Microsoft, with a goal of making Windows 8 more secure from everyday threats like hackers and malware decided that new Windows 8 PCs will be required to ship with the latest motherboard operating system (formerly known as BIOS) called UEFI. This allows for System files to be digitally signed so that if a hacker gained access to these files and modified them, they would be restored to their original state upon restart, unless a verified change has been made.
But the problem is that any other operating system will not be allowed to run (dual boot) on these systems unless so sanctioned by Microsoft or allowed by the OEM. Secure Boot will be turned on by default on new PCs and whether or not it can be disabled will be entirely up to the OEM. Windows on ARM (WoA) tablets and PCs will not allow this to be disabled.
The Linux community is outraged as they say this will negatively affect their market share which sits at one percent worldwide, although there is an easy fix, explained Linux Developer Linus Torvalds. He says that due to the huge cost of purchasing the Verified signatures for each and every build of Linux (of which there are hundreds) the user can only purchase a Microsoft Security Certificate that allows the installation at US$99 if you wish to keep Secure Boot active.
This reminds me of the time when Apple only allowed OSX to be installed on Macs, before Microsoft forced them to open up their systems. Apple could have given the incentive to allow this but at a cost. But in the interest of security I think this move is the right way to go.
But the Linux community feels that for Microsoft to make money off of a free OS like Linux and FreeBSD is an abuse of their monopoly and should be investigated by the DOJ. Microsoft already makes around US$15 per Android handset and tablet due to patent violations.
Torvalds feels this is the only way to go, and I agree. It keeps computers safer and in the end the consumer will benefit. If the FOSS community feels so strongly about it they can always opt for custom-built PCs. I believe HP and other hardware manufacturers might allow Secure Boot to be disabled on premium machines such as their ProBook range. But on consumer products it seems like a waste of time as most consumers usually stick to what they get on their system.
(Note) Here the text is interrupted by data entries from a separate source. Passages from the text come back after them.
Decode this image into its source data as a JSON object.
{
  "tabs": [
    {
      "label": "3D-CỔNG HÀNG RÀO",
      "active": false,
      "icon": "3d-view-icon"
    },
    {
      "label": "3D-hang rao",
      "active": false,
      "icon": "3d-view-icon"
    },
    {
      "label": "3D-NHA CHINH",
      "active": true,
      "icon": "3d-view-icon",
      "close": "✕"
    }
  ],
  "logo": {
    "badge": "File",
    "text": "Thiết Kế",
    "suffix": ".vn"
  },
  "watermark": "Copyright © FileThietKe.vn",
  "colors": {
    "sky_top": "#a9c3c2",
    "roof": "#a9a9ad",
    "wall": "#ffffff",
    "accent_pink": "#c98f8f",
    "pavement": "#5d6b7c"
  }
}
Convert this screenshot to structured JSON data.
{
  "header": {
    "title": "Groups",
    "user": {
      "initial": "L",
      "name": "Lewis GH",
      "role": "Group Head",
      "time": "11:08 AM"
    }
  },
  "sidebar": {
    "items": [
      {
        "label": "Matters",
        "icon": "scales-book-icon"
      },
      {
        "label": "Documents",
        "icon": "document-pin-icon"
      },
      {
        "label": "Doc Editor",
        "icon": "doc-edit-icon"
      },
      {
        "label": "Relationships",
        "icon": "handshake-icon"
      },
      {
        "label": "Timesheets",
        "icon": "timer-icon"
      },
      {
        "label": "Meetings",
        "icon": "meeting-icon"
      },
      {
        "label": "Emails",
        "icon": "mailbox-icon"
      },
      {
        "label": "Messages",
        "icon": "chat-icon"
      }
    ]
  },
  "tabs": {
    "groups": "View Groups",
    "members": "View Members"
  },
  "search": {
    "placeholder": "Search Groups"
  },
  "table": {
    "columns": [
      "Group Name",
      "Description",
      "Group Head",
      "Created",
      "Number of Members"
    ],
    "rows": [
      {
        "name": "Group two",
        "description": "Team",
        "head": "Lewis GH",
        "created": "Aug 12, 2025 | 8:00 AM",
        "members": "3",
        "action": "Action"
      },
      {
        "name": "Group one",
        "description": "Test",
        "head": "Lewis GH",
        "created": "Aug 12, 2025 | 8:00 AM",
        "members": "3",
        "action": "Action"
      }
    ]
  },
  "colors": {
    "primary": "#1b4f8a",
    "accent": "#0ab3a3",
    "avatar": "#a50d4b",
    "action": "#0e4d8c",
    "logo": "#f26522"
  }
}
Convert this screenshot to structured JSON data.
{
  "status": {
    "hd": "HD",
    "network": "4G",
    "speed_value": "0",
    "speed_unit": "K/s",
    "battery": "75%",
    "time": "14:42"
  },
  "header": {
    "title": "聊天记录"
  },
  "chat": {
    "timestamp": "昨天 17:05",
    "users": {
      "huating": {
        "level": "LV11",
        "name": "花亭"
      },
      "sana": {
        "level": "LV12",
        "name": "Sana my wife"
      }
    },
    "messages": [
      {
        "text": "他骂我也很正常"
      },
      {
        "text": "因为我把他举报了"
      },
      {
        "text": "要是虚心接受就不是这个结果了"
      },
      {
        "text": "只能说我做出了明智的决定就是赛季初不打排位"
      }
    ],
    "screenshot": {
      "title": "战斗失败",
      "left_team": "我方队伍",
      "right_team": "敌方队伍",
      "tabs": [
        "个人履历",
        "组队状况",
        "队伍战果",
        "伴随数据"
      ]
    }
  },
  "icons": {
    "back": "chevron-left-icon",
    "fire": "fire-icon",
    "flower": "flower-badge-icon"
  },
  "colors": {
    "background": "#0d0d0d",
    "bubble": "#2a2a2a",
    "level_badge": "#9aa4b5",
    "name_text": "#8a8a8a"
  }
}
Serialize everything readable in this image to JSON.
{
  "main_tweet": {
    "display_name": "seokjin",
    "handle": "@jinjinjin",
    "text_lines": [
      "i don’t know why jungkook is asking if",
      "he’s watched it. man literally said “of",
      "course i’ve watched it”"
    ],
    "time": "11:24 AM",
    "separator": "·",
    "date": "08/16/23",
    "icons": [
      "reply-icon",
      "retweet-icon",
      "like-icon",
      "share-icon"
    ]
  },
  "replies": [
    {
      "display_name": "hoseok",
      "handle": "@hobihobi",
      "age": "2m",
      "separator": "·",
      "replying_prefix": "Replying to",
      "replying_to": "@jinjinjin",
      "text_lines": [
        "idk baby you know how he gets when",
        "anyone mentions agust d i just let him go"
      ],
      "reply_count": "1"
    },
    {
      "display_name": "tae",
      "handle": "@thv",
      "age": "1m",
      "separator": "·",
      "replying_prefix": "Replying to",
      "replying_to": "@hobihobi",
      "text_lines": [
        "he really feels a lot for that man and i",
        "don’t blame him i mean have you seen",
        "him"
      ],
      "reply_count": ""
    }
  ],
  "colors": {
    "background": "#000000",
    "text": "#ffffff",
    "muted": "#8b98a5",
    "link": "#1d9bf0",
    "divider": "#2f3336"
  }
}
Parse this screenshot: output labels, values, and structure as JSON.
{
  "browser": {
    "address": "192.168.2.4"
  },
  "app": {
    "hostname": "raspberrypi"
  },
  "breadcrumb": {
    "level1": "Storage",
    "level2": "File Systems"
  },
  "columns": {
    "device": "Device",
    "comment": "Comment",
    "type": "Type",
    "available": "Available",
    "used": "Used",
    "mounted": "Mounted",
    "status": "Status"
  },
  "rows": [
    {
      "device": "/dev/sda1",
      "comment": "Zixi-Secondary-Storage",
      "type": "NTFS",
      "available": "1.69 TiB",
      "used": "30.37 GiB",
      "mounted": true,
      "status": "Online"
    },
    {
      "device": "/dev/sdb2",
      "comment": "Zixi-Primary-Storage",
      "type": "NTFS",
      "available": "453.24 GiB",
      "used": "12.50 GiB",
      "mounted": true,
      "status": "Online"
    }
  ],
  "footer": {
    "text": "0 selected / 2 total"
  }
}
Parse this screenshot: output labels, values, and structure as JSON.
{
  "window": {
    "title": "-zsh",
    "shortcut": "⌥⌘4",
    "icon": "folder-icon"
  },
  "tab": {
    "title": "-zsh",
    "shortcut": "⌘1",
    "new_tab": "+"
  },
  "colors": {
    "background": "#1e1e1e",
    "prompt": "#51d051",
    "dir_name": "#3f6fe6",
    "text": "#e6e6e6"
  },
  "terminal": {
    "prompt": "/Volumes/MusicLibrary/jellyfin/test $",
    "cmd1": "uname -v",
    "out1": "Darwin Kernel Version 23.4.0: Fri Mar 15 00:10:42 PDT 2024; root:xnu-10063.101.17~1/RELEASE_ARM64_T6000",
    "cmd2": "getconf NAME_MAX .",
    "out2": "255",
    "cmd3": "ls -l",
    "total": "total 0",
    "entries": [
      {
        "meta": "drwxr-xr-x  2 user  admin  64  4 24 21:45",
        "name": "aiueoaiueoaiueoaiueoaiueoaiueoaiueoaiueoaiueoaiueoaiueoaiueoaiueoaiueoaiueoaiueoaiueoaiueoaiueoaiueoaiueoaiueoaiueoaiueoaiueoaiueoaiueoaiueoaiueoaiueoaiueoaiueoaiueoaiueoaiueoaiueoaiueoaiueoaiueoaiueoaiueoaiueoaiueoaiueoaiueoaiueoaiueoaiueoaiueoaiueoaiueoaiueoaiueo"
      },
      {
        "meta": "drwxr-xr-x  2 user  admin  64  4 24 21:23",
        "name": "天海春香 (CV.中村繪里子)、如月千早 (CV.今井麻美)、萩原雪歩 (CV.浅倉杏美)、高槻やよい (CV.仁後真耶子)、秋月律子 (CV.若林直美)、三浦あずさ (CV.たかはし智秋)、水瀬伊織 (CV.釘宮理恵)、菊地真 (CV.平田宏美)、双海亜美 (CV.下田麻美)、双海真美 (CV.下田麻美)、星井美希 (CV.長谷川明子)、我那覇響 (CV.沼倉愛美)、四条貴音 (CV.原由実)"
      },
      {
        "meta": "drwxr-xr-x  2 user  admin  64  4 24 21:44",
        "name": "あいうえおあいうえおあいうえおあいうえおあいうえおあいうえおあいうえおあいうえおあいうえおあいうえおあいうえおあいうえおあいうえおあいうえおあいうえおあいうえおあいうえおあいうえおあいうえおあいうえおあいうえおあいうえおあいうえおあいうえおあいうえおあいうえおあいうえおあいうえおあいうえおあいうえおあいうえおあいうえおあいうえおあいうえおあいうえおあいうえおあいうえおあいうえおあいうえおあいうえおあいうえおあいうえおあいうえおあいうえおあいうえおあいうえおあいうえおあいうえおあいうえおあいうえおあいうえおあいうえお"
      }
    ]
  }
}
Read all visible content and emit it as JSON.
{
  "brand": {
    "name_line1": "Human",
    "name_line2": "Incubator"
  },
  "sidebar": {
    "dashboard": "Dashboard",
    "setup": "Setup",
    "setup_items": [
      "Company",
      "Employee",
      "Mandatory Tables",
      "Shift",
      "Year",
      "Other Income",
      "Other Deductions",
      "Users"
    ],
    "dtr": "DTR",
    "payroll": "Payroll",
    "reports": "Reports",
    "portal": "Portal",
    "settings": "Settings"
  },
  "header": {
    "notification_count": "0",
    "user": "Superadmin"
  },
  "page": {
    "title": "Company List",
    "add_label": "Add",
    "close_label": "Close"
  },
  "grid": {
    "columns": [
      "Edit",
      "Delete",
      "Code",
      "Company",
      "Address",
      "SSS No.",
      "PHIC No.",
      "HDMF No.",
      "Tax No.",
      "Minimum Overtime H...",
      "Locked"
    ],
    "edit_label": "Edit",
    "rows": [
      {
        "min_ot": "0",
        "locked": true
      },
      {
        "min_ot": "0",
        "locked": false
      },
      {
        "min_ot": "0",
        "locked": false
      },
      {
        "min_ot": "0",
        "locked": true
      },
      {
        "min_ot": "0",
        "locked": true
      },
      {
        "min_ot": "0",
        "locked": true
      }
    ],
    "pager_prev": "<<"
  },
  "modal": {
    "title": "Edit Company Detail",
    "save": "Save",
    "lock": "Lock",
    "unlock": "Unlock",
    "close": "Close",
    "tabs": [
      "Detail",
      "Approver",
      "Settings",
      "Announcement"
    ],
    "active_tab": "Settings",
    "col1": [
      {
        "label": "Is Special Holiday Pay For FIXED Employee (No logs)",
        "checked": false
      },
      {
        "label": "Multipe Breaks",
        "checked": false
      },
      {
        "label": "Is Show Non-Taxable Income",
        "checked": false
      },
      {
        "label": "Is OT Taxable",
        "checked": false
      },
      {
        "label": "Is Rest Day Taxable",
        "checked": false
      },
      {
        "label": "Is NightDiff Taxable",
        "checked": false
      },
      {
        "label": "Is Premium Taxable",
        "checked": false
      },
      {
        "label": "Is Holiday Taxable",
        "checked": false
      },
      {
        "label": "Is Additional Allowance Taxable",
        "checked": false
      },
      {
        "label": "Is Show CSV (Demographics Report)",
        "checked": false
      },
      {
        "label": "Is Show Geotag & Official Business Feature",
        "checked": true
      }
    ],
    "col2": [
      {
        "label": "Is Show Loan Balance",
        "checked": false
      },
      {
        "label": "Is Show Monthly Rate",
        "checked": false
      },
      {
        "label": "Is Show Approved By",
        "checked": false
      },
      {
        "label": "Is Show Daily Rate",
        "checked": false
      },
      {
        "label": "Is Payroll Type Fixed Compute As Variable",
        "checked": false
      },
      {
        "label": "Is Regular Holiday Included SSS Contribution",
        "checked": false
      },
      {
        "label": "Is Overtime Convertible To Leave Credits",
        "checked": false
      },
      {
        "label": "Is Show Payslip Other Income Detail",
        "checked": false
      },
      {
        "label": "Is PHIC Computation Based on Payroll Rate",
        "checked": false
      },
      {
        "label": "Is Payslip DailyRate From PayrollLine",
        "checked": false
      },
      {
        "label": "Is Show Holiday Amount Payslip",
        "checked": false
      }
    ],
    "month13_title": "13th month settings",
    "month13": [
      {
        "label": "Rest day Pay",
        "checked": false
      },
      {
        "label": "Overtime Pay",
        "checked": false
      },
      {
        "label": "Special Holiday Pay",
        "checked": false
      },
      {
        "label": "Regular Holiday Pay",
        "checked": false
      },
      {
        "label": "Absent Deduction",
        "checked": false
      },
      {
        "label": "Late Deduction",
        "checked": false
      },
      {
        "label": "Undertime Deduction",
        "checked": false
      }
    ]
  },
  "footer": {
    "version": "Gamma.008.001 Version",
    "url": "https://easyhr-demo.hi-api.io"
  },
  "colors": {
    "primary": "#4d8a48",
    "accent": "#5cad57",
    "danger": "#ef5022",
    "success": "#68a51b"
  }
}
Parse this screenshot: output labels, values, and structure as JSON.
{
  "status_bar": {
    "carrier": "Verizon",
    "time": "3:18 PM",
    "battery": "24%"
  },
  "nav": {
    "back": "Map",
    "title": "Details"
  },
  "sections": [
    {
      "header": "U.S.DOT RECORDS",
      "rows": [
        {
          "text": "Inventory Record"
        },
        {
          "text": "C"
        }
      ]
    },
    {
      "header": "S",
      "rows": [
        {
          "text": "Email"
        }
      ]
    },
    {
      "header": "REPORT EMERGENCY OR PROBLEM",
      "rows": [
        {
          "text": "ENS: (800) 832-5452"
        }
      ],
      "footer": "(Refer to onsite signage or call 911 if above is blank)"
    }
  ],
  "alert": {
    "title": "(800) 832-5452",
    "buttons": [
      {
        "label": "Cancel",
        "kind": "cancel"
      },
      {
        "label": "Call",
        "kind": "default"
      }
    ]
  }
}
It still needs to be proved how effective Secure Boot will be, but moves like this keep Microsoft years ahead in terms of security. And Windows 8 is no exception. Microsoft already gave advertisers the finger when it made ‘do not track’ a default setting on Internet Explorer 10.
Since most IT professionals complain about the security issues on Windows, they should laud this move. There will be blood, but it’s all in the name of security.